Objectives: Despite a 97% reduction in clinical sulphonamide usage, the prevalence of sulphonamide resistance among Escherichia coli has remained constant in the UK. Genetic linkage of sulphonamide resistance to other resistances is thought important for this maintenance, but the finding also implies that sulphonamide resistance exerts little fitness cost. To test this hypothesis, we examined the fitness impact of four naturally occurring sul2-coding plasmids upon their hosts.

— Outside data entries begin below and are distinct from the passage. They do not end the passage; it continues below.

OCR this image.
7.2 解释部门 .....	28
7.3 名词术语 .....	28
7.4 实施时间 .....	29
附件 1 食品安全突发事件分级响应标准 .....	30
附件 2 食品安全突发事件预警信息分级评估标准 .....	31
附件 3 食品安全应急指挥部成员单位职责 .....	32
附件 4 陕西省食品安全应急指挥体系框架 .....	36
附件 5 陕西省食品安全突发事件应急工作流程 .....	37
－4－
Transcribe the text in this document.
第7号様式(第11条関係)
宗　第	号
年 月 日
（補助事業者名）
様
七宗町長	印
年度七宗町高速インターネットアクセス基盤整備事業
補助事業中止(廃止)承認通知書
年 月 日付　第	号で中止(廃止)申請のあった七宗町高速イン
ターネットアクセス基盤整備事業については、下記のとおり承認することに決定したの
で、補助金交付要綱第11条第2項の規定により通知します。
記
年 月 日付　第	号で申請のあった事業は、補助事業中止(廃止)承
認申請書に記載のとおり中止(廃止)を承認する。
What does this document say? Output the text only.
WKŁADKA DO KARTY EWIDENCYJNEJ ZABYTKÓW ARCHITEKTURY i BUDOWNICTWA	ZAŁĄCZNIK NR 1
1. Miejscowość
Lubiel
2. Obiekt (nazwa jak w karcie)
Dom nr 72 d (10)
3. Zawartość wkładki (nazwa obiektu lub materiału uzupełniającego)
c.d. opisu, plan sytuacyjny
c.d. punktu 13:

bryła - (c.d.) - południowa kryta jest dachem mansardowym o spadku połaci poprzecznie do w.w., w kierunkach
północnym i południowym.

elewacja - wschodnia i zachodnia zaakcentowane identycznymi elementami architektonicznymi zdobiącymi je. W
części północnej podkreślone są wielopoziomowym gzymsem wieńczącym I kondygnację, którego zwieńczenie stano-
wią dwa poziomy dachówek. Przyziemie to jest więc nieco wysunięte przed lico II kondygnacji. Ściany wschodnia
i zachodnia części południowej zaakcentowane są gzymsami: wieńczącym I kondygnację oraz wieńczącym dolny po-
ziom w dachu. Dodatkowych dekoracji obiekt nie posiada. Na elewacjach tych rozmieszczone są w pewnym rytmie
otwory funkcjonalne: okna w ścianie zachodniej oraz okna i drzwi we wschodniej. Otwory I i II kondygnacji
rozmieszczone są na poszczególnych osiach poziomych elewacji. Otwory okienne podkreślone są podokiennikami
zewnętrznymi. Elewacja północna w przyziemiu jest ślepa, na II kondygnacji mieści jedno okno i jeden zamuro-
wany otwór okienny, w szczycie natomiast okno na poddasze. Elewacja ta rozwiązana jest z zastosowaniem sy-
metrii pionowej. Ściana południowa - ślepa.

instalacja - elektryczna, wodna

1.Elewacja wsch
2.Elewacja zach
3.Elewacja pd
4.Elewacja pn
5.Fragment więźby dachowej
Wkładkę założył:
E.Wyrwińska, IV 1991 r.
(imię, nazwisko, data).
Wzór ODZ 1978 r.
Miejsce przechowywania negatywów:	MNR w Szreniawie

Methods: The fitness impact of the plasmids upon E. coli was determined by pairwise growth competition in a minimal medium. The DNA sequence of plasmid p9123 was obtained by primer walking and PCR.
Results: Three of the four sul2-coding plasmids studied imposed fitness costs on their hosts. The fourth plasmid, a 6.2 kb resistance element carrying sul2, strA and strB designated p9123, conferred a 4% fitness advantage upon its original clinical host and also on E. coli K12 JM109. The complete sequence of p9123 revealed eight open reading frames, including five of unknown function. There was no obvious gene to which the fitness advantage might be attributed.
Conclusions: The novel finding that p9123 can improve host fitness may explain why this plasmid and its close relatives are so widespread among enteric bacteria. In addition to other factors such as co-selection of sulphonamide resistance by other agents, the fitness advantage conferred by plasmids such as p9123 may have contributed to the maintenance of sulphonamide resistance in the UK in the absence of clinical selection pressure. These data indicate that once antibiotic resistance has been established on mobile genetic elements, it may be difficult to eliminate.